Scaling with character level represents the character getting broadly better at adventuring, particularly the class's abilities.
Enemies being statted as minions represent them being far below the party in general combat ability, and, for whatever reason, fighting all-out against them for a shot at slowing them down or harming them in whatever way they can, consequently leaving themselves open to killing blows, having very fragile morale, or whatever, such that they're easily knocked out of the fight. The exact same enemies, facing a much lower-level parties could be fighting them on equal footing, and represented by standard blocks, or against an even less experienced party, could toy with them, pulling off otherwise low-percentage tricks that'd never work against an equal, as represented by a Solo or Elite stat block.
None of that is actually unrealistic, counter to genre, or bad at representing the world. It's just designed around the actual focus of the game: the PCs.

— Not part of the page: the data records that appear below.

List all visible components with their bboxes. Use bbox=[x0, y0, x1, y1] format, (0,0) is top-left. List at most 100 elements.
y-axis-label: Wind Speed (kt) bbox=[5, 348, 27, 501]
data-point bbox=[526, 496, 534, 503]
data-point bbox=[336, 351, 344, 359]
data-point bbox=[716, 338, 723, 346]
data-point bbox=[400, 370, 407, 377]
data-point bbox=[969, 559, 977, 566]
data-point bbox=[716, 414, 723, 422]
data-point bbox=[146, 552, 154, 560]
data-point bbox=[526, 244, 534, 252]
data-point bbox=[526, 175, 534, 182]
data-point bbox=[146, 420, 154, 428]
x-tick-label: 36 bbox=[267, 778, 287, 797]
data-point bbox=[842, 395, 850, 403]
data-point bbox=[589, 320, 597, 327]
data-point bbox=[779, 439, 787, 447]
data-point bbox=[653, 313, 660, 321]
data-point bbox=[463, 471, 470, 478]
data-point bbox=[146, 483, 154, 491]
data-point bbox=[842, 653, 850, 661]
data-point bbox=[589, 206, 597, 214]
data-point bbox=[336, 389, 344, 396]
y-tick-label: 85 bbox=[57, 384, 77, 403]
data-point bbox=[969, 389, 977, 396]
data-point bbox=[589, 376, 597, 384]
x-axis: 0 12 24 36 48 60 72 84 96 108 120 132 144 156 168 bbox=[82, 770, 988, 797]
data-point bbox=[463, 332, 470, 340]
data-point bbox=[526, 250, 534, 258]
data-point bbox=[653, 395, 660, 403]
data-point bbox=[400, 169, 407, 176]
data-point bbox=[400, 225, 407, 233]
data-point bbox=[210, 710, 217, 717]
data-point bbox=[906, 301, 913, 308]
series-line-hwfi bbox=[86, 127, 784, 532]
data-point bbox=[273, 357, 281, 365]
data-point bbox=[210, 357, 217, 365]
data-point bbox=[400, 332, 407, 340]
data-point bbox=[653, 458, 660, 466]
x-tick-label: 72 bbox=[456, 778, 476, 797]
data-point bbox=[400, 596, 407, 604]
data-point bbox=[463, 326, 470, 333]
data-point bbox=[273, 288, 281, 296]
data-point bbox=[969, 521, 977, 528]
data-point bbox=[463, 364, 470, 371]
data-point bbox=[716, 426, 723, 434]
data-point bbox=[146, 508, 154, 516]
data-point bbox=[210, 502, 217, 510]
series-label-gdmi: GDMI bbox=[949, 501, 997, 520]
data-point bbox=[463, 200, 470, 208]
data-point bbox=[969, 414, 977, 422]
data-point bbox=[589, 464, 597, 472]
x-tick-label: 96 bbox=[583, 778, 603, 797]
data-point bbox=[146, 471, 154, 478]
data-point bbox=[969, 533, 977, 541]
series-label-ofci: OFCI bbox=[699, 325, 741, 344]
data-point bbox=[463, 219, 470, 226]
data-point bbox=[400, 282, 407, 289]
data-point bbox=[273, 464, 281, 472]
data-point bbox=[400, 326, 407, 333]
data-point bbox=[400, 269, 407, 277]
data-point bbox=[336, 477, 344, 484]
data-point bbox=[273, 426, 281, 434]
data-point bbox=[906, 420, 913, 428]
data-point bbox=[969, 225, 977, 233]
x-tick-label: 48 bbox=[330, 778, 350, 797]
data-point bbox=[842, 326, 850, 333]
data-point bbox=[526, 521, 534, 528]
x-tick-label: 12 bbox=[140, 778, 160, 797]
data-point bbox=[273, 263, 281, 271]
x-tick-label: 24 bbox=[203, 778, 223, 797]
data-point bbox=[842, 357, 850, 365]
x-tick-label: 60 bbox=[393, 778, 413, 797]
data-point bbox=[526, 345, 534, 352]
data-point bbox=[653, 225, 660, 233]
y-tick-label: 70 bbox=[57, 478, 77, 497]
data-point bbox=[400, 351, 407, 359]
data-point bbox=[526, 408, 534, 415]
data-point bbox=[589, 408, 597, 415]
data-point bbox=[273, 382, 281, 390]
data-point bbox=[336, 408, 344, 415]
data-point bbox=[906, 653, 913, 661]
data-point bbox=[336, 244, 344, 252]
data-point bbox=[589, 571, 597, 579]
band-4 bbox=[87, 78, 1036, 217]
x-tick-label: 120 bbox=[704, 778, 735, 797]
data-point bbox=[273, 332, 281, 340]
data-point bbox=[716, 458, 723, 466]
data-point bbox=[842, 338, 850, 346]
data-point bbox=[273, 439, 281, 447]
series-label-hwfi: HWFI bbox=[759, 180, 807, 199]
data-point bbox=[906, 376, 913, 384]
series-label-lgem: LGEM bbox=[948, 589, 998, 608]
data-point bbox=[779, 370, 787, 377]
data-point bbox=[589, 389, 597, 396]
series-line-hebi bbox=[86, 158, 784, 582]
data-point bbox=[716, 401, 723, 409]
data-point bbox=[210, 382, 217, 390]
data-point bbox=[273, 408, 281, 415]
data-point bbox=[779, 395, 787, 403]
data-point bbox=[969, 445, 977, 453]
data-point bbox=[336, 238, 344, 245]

A detailed simulation of all the factors that make a monster that gave you a terrifying battle by itself when you were just starting out, but now you mow through hordes of them, would be downright prohibitive. D&D has consistently failed in giving one set of stats that actually deliver a powerful 1-vs-party threat at low level, and a credible threat at mid level, and then a trivially dispatched but not trivial, threat at high level. It's not impossible, it'd just require a lot of detail, different-level combat maneuvers, rules for toying with lesser enemies, or making desperate attack against greater ones, overwhelming situational modifiers, etc, etc....

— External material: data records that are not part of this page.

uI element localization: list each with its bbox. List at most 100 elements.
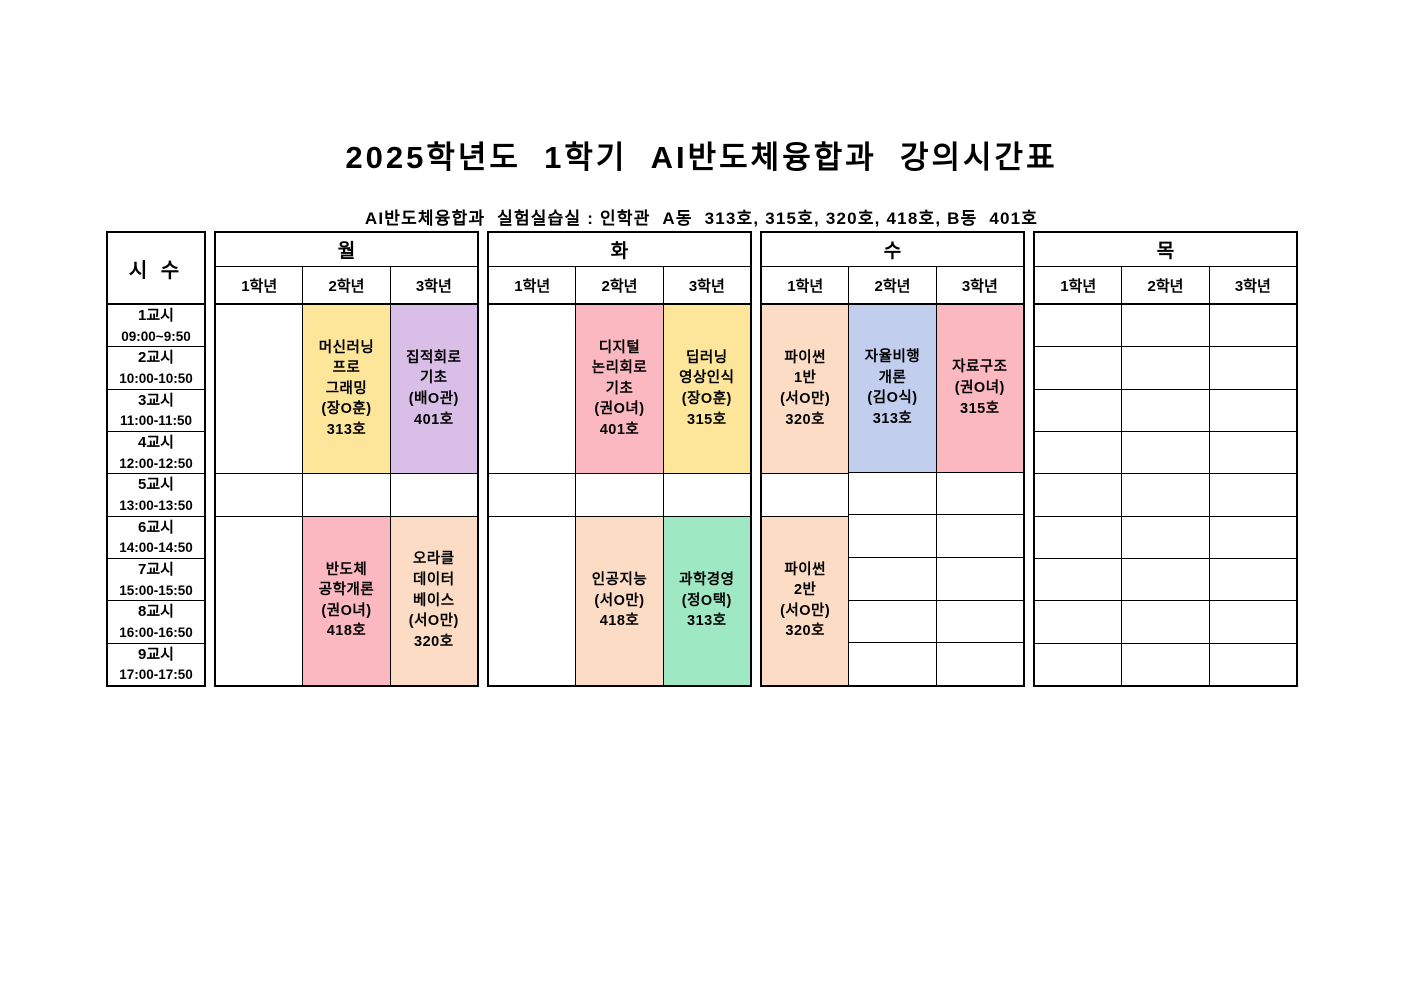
course-cell[interactable]: 머신러닝 프로 그래밍 (장O훈) 313호 (303, 305, 390, 474)
course-text: 자료구조 (권O녀) 315호 (952, 359, 1008, 417)
empty-cell (1122, 474, 1209, 517)
grade-header-cell: 3학년 (961, 277, 998, 295)
grade-header-cell: 1학년 (489, 267, 577, 303)
course-cell[interactable]: 파이썬 1반 (서O만) 320호 (762, 305, 849, 474)
period-cell: 5교시 13:00-13:50 (108, 474, 204, 517)
day-group-월: 월 1학년 2학년 3학년 머신러닝 프로 그래밍 (장O훈) 313호 반도체 공학개론… (214, 231, 479, 687)
period-time-range: 15:00-15:50 (119, 582, 193, 598)
empty-cell (1035, 643, 1122, 685)
grade-column-1학년 (489, 305, 577, 685)
course-text: 딥러닝 영상인식 (장O훈) 315호 (679, 349, 735, 428)
course-text: 인공지능 (서O만) 418호 (591, 572, 648, 630)
period-cell: 3교시 11:00-11:50 (108, 390, 204, 432)
grade-header-row: 1학년 2학년 3학년 (216, 267, 477, 305)
grade-header-cell: 1학년 (216, 267, 304, 303)
period-time-range: 16:00-16:50 (119, 624, 193, 640)
grade-header-cell: 2학년 (303, 267, 391, 303)
day-name-label: 목 (1035, 233, 1296, 267)
period-cell: 1교시 09:00~9:50 (108, 305, 204, 348)
empty-cell (1209, 643, 1296, 685)
empty-cell (489, 516, 576, 685)
grade-header-cell: 2학년 (849, 267, 937, 303)
grade-header-cell: 3학년 (415, 277, 452, 295)
period-time-range: 11:00-11:50 (119, 413, 193, 429)
empty-cell (762, 473, 849, 517)
empty-cell (1122, 643, 1209, 685)
empty-cell (936, 515, 1023, 558)
empty-cell (1209, 474, 1296, 517)
course-cell[interactable]: 딥러닝 영상인식 (장O훈) 315호 (663, 305, 750, 474)
empty-cell (1122, 389, 1209, 432)
period-label: 2교시 (138, 349, 174, 367)
period-cell: 8교시 16:00-16:50 (108, 601, 204, 644)
empty-cell (936, 557, 1023, 601)
period-cell: 2교시 10:00-10:50 (108, 347, 204, 390)
day-group-list: 월 1학년 2학년 3학년 머신러닝 프로 그래밍 (장O훈) 313호 반도체 공학개론… (206, 231, 1298, 687)
day-group-수: 수 1학년 2학년 3학년 파이썬 1반 (서O만) 320호 파이썬 2반 (서O만) … (760, 231, 1025, 687)
course-text: 디지털 논리회로 기초 (권O녀) 401호 (591, 339, 648, 438)
period-label: 9교시 (138, 645, 174, 663)
course-text: 집적회로 기초 (배O관) 401호 (406, 349, 462, 428)
period-cell-list: 1교시 09:00~9:50 2교시 10:00-10:50 3교시 11:00-11:5… (108, 305, 204, 685)
course-cell[interactable]: 파이썬 2반 (서O만) 320호 (762, 516, 849, 685)
period-time-range: 12:00-12:50 (119, 455, 193, 471)
empty-cell (1122, 431, 1209, 475)
empty-cell (1209, 431, 1296, 475)
empty-cell (1209, 347, 1296, 390)
empty-cell (489, 473, 576, 517)
course-cell[interactable]: 오라클 데이터 베이스 (서O만) 320호 (390, 516, 477, 685)
empty-cell (849, 472, 936, 516)
empty-cell (1035, 431, 1122, 475)
course-cell[interactable]: 과학경영 (정O택) 313호 (663, 516, 750, 685)
empty-cell (1035, 389, 1122, 432)
period-label: 8교시 (138, 603, 174, 621)
empty-cell (849, 643, 936, 685)
period-time-range: 09:00~9:50 (121, 328, 191, 344)
lab-rooms-subtitle: AI반도체융합과 실험실습실 : 인학관 A동 313호, 315호, 320호… (364, 209, 1039, 228)
empty-cell (489, 305, 576, 474)
grade-column-1학년 (216, 305, 304, 685)
period-column: 시 수 1교시 09:00~9:50 2교시 10:00-10:50 3교시 11:00-… (106, 231, 206, 687)
period-label: 3교시 (138, 391, 174, 409)
course-cell[interactable]: 자율비행 개론 (김O식) 313호 (849, 305, 936, 473)
period-time-range: 14:00-14:50 (119, 540, 193, 556)
grade-body (1035, 305, 1296, 685)
timetable: 시 수 1교시 09:00~9:50 2교시 10:00-10:50 3교시 11:00-… (106, 231, 1298, 687)
grade-header-row: 1학년 2학년 3학년 (1035, 267, 1296, 305)
day-name-label: 수 (762, 233, 1023, 267)
grade-header-row: 1학년 2학년 3학년 (762, 267, 1023, 305)
empty-cell (1122, 305, 1209, 348)
course-cell[interactable]: 디지털 논리회로 기초 (권O녀) 401호 (576, 305, 663, 474)
empty-cell (390, 473, 477, 517)
course-cell[interactable]: 반도체 공학개론 (권O녀) 418호 (303, 516, 390, 685)
empty-cell (849, 600, 936, 644)
grade-column-3학년 (1209, 305, 1296, 685)
period-label: 1교시 (138, 307, 174, 324)
empty-cell (1035, 601, 1122, 644)
period-cell: 7교시 15:00-15:50 (108, 559, 204, 602)
course-text: 자율비행 개론 (김O식) 313호 (864, 349, 921, 427)
course-cell[interactable]: 인공지능 (서O만) 418호 (576, 516, 663, 685)
empty-cell (1122, 601, 1209, 644)
empty-cell (1209, 389, 1296, 432)
empty-cell (849, 515, 936, 558)
period-label: 5교시 (138, 476, 174, 494)
period-cell: 9교시 17:00-17:50 (108, 644, 204, 685)
empty-cell (216, 516, 303, 685)
course-cell[interactable]: 집적회로 기초 (배O관) 401호 (390, 305, 477, 474)
day-group-화: 화 1학년 2학년 3학년 디지털 논리회로 기초 (권O녀) 401호 인공지능 (서O… (487, 231, 752, 687)
page-title: 2025학년도 1학기 AI반도체융합과 강의시간표 (345, 140, 1058, 175)
empty-cell (576, 473, 663, 517)
grade-column-3학년: 자료구조 (권O녀) 315호 (936, 305, 1023, 685)
empty-cell (1209, 558, 1296, 602)
course-cell[interactable]: 자료구조 (권O녀) 315호 (936, 305, 1023, 473)
day-group-목: 목 1학년 2학년 3학년 (1033, 231, 1298, 687)
period-label: 4교시 (138, 433, 174, 451)
empty-cell (936, 600, 1023, 644)
grade-header-cell: 2학년 (1122, 267, 1210, 303)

As above, that might work, in a far more detailed and nuanced simulation. One not, for instance, limited to the flat distribution curve of the d20.
Aside from 'fictional reality' being a bit of an oxymoron, fictional settings aren't that consistent - particularly, not that kind of consistent. All orcs using the same stat blocks isn't consistency, it's a simplification for playability. A representation of 'the world' where the orcs aren't existentially mooks and the PCs not Heroes, would have each orc unique and modeled in the same level of detail as a PC. When the PCs encounter a particularly bad-ass orc leader at first level and he nearly takes them down single-handed, then, later, having undergone rapid leveling, the PCs take him on again, he wouldn't, if the game were faithfully modeling some imaginary objective reality, have the same stats, maybe the orc wouldn't have had as much experience as the PCs in the meantime, but time as passed and he may have gained a level or switched to different gear or picked up a new trick or even have something he's been working on in hopes of a rematch...
Ultimately, a TTRPG is a game, not a simulation. And whether the DM wants to focus on challenging the players, craft a story that the players hve staring (or secondary) roles in, or present a world for the players to explore, it all happens through the PCs, making them the focal point, if not the focus. Even if the PCs aren't the whole point, they're the point of view.